Minneapolis — Crazy, crazy night for the Tigers Thursday.
They charged back after trailing 8-2 in the second inning and got within a run after the fifth — but the Twins sent 12 batters to the plate in a seven-run sixth and put the Tigers to rout, 15-8.
It wasn’t tense or particularly well-played, but it wasn’t devoid of action. The Tigers bashed four home runs, including going back-to-back for the first time this season. The Twins countered with three home runs and 15 hits. The Tigers also made three errors, which contributed to five unearned runs.
But the clubhouse stayed closed to the media for nearly 30 minutes afterward, as general manager Al Avila and Gardenhire tried to figure a way to get a fresh pitching arm or two to Minneapolis before the game Friday night.
It's not looking likely.
"We were having conversations," Gardenhire said. "Trying to figure out how to get through these next three days before the day off on Monday. It's going to be dicey. We need our starter to get into the second half of the game (Friday).
"That would be great. If not, I might be pitching."
The Tigers bullpen was taxed coming into the game, working 20 1/3 innings collectively over the previous five days. And that was before Francisco Liriano lasted just 1 2/3 innings Thursday.
He gave up eight runs (four earned) on five hits and three walks.
"He just didn't make any pitches," Gardenhire said. "They were on him pretty good. They were swinging early, kind of ambushing him a little bit and he never got into any kind of a rhythm. They didn't allow him."
Here's the domino effect from yet another short start: The Tigers are going to need to call up a starting pitcher from Toledo for Saturday night to plug in for the injured Artie Lewicki (elbow). Although nothing has been made official, left-hander Ryan Carpenter is expected to be that guy.
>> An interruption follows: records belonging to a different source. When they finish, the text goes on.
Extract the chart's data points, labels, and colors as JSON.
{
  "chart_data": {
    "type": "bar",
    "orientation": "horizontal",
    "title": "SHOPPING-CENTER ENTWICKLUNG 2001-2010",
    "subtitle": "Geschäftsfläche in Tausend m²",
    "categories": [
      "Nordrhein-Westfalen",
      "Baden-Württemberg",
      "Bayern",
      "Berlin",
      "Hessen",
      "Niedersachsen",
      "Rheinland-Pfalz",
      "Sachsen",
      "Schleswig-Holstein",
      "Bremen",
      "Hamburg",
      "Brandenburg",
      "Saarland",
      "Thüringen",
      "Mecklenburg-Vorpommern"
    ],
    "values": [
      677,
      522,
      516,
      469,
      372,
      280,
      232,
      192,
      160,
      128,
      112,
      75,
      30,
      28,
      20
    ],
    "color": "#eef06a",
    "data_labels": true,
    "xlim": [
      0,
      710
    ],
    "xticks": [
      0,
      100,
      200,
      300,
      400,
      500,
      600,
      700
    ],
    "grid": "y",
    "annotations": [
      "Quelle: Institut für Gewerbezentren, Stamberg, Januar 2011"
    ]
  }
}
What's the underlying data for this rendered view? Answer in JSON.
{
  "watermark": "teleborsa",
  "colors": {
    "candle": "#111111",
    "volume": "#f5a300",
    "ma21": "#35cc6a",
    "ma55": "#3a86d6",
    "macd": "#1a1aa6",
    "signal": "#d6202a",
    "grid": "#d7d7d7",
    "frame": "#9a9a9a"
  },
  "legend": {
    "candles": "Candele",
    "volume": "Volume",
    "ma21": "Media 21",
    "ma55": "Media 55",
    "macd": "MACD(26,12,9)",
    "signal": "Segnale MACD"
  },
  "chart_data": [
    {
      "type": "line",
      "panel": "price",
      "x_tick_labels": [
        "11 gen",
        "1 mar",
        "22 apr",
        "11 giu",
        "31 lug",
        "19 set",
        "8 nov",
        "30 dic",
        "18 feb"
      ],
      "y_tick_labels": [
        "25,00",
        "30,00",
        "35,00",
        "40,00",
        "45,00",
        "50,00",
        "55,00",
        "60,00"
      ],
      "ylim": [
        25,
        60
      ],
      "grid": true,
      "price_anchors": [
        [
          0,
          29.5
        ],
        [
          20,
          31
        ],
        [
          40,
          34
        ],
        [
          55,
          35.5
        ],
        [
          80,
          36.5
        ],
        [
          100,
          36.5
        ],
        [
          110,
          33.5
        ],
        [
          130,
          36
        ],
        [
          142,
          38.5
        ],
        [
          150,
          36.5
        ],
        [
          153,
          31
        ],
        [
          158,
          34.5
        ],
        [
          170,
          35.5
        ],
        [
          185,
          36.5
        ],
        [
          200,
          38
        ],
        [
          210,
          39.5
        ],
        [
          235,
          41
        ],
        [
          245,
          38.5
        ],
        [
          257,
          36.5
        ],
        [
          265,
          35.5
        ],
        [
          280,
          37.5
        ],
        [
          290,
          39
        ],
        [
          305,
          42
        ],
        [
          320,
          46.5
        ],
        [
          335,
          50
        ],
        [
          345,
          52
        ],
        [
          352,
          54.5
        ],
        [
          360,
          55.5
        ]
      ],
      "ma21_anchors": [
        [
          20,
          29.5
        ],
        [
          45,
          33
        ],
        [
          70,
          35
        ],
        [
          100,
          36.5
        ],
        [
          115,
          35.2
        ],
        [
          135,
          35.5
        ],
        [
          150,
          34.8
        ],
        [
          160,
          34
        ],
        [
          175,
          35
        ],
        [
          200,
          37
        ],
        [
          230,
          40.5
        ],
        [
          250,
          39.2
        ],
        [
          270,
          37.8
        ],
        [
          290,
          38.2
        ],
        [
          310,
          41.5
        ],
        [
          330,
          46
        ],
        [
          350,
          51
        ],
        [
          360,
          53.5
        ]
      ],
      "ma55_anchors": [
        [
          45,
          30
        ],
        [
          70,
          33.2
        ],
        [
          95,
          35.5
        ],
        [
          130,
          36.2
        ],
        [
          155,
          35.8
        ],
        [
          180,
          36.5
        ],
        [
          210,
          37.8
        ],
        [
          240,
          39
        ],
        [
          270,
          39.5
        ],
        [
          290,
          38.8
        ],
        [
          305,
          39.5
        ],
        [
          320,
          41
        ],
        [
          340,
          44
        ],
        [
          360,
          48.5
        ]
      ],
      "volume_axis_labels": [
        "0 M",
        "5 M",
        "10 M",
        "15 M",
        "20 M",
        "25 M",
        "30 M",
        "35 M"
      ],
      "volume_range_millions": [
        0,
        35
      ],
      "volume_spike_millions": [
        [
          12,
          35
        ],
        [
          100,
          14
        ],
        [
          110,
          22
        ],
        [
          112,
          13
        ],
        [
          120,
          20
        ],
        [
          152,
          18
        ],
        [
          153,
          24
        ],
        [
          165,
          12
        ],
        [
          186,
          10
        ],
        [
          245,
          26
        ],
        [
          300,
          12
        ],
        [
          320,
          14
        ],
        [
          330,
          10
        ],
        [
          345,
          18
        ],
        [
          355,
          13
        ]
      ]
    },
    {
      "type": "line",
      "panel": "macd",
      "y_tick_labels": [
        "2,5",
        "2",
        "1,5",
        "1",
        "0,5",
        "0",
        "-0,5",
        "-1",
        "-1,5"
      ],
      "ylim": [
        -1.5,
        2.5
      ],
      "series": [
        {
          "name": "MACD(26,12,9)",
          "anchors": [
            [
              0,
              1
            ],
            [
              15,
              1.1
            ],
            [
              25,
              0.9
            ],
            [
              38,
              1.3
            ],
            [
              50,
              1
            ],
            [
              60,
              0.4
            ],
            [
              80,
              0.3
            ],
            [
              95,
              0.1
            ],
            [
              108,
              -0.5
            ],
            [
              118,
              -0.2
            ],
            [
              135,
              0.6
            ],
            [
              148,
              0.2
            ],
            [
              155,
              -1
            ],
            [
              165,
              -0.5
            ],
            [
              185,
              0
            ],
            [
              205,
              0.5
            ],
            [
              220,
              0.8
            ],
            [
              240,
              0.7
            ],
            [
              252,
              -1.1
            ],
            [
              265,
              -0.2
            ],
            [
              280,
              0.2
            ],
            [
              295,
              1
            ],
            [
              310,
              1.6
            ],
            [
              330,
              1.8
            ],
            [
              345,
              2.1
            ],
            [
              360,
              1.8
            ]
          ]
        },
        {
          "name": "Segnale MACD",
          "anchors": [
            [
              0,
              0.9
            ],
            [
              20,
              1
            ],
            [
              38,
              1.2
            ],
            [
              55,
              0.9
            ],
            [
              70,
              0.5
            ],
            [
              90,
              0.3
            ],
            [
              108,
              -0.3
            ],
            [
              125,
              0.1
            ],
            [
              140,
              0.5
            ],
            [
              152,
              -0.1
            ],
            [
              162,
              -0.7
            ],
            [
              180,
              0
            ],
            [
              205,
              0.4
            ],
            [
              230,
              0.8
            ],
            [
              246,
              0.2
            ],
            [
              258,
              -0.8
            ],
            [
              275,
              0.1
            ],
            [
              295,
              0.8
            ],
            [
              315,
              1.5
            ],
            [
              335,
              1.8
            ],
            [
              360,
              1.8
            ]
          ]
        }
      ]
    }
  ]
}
After the bullpen worked another 6 1/3 innings Thursday, they’d probably like to bring up at least one other fresh arm. But that would require some tricky roster alterations. So, it appears the Tigers are going to roll the dice hoping starter Matthew Boyd can give them six or seven innings Friday.
"We need a starter to go deep, that's really it," Gardenhire said.
And to think it started so joyously for the Tigers.
Nick Castellanos hit a low-flying missile into the bullpen in left. It was his 18th of the season, a two-run shot off Twins starter Ervin Santana. It left his bat with an exit velocity of 105 mph and traveled 398 feet.
Better still, his bat flip — he flipped it with his left hand behind him — was caught by home plate umpire Manny Gonzalez.
"I had just put pine tar on my hand and the bat got stuck when I went to spin around," Castellanos said. "I did it by accident."
In Castellanos' next at-bat, Santana threw a 91-mph fastball over his head. The Tigers bench got up on the first step, yelling out at Santana. Castellanos stared him down, too.
"I don't know," he said, when asked if he thought Santana threw at him. "He said he wasn't."
Gardenhire, who managed Santana in Minnesota, didn't think he threw at him.
"It was a wake-up call for us, but I don't believe he threw the ball at him," he said. "He's coming off a finger injury, we all know that. That ball just got away. It did wake up the dugout a little bit."
Castellanos ended up walking in that at-bat and then doubling off the scoreboard in right-center field in the fifth.
Mikie Mahtook (two-run shot) and James McCann went back-to-back in the fourth — something the Tigers hadn’t done since last September — making it an 8-5 game.
They scored twice in the fifth inning to cut the deficit to one, and chased Santana, but it still felt unfulfilling. It proved to be a critical waste.
Santana left a bases-loaded, no-out mess after a single by Jim Adduci, double by Castellanos and a walk to Niko Goodrum.
Trevor May relieved him and promptly walked Martinez to make it 8-6. After Mahtook struck out, McCann walked in another run.
But the Tigers couldn’t break the door down. Ronny Rodriguez, subbing at shortstop for Jose Iglesias (hand), struck out and Victor Reyes tapped back to the mound.
After relievers Zac Reininger (who struck out all four batters he faced) and Victor Alcantara (two scoreless innings with three strikeouts) calmed things for three innings, the Twins went back to work against Zach McAllister in the sixth.
McAllister faced six hitters, five of whom reached and scored, including Ehire Adrianza, who smacked a long, two-run home run to right.
Goodrum, who came in hitting .333 against his former team, hit his 13th home run of the season and fifth against the Twins in the seventh.